Sooner or later, the Lions are going to pay for their slow starts.

"We can't keep doing this every week," center Dominic Raiola said. "We've been winning, but we're making it too hard on ourselves. We have to figure this thing out."

The Lions were down 20 at the half and came back to beat Minnesota. They were down 24 in the third quarter in Dallas on Sunday and came back to win. It's the first time in NFL history a team has rallied from 20-point deficits in back-to-back road wins.

But it's not the intended approach.

"There's a little bit there to the adjustments made at the beginning of the game," coach Jim Schwartz said. "But that's not the whole thing. The game is played for 60 minutes and you have to be able to play all 60 minutes. We've had some where we started well and not finished well. And we've had others where we didn't start well but finished well.

"We have yet to play a complete game. We have a lot of work to do."

The slow starts on offense might be at least partially attributable to some unintended cautiousness.

"It seems like we've been just feeling our way through instead of just playing," Raiola said. "We just have to go out and play."

The Lions have been steadfast in trying to establish a traditional run game early and that hasn't happened. They start moving the ball when they operate through quarterback Matthew Stafford and the passing game.

That didn't get cooking until the final quarter in Dallas.

Defensively, all four teams have given the Lions looks they hadn't previously put on tape. It's taken some time in each game to adjust.

"It's both game plan adjustments and just us settling down," said defensive end Kyle Vanden Bosch. "What we had to do (Sunday) was keep our patience. We had to simplify things a little and not do too much. We pretty much just had to get back to basic stuff."

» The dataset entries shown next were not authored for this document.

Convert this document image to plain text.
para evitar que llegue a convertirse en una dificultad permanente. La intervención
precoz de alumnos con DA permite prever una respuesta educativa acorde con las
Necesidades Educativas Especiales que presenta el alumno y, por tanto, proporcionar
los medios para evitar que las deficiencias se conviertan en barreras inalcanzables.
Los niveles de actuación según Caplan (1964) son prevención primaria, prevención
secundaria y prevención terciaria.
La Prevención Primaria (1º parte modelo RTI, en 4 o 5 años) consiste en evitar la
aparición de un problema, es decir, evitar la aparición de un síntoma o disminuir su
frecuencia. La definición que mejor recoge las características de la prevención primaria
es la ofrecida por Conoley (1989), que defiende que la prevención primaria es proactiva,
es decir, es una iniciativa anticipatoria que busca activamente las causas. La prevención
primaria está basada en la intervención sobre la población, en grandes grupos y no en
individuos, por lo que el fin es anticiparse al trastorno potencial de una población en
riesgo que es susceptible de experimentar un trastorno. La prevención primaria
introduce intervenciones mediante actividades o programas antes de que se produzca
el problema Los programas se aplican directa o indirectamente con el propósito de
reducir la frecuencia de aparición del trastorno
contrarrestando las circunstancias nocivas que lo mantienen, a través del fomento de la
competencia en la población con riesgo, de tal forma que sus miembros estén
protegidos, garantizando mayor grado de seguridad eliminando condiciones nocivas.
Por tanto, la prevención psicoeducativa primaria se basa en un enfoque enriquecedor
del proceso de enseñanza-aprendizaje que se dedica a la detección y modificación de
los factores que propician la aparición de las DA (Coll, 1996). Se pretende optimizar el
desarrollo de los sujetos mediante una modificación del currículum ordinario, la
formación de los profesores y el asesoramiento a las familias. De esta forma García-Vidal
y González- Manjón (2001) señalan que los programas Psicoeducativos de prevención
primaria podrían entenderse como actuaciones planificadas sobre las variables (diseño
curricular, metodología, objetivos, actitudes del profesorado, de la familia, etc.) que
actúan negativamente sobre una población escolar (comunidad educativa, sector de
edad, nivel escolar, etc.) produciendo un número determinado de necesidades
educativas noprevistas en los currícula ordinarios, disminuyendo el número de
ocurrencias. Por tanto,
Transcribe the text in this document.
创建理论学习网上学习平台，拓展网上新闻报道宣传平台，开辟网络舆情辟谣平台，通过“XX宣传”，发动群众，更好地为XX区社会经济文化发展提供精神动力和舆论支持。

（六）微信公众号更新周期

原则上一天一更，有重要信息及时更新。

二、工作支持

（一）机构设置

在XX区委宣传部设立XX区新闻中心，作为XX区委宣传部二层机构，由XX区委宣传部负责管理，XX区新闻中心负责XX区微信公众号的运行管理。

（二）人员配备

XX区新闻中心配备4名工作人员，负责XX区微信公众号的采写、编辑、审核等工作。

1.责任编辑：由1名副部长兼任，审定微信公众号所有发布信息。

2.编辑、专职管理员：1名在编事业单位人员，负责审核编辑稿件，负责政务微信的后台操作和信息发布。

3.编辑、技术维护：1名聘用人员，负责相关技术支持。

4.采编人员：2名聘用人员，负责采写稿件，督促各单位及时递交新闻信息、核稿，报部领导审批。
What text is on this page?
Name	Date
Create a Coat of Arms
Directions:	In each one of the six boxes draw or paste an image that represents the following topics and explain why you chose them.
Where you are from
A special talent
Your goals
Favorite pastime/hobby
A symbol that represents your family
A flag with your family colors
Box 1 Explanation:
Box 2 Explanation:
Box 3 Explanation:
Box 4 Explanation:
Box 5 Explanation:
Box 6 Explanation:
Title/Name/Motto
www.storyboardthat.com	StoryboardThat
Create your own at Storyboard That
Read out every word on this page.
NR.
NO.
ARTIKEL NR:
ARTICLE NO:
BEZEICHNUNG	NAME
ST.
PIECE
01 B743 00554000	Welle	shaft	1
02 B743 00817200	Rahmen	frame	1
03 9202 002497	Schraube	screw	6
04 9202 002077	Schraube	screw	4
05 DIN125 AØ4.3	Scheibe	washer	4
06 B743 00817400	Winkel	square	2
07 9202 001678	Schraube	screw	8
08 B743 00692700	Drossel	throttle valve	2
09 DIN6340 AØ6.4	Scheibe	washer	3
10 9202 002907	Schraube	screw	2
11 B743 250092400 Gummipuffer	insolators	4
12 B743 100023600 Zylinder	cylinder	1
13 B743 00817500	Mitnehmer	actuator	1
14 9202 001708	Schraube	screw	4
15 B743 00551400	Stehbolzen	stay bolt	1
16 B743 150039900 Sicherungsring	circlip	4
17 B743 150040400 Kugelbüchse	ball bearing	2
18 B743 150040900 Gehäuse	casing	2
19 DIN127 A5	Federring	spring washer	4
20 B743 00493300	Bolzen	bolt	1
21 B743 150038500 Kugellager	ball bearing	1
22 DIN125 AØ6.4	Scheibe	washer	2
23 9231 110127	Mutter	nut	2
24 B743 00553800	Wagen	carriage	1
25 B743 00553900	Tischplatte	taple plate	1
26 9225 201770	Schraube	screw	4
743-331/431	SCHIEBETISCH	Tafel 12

Still, it's pretty remarkable that the Lions are 4-0, having won three of the four on the road, and still have so much to talk about on Monday.

"You are never going to have every play go right," Schwartz said. "It's the NFL and other teams are going to make plays and you are going to make mistakes. We just need to be consistent for four quarters. Nobody plays perfectly. That's foolishness to think so. But we can chase that."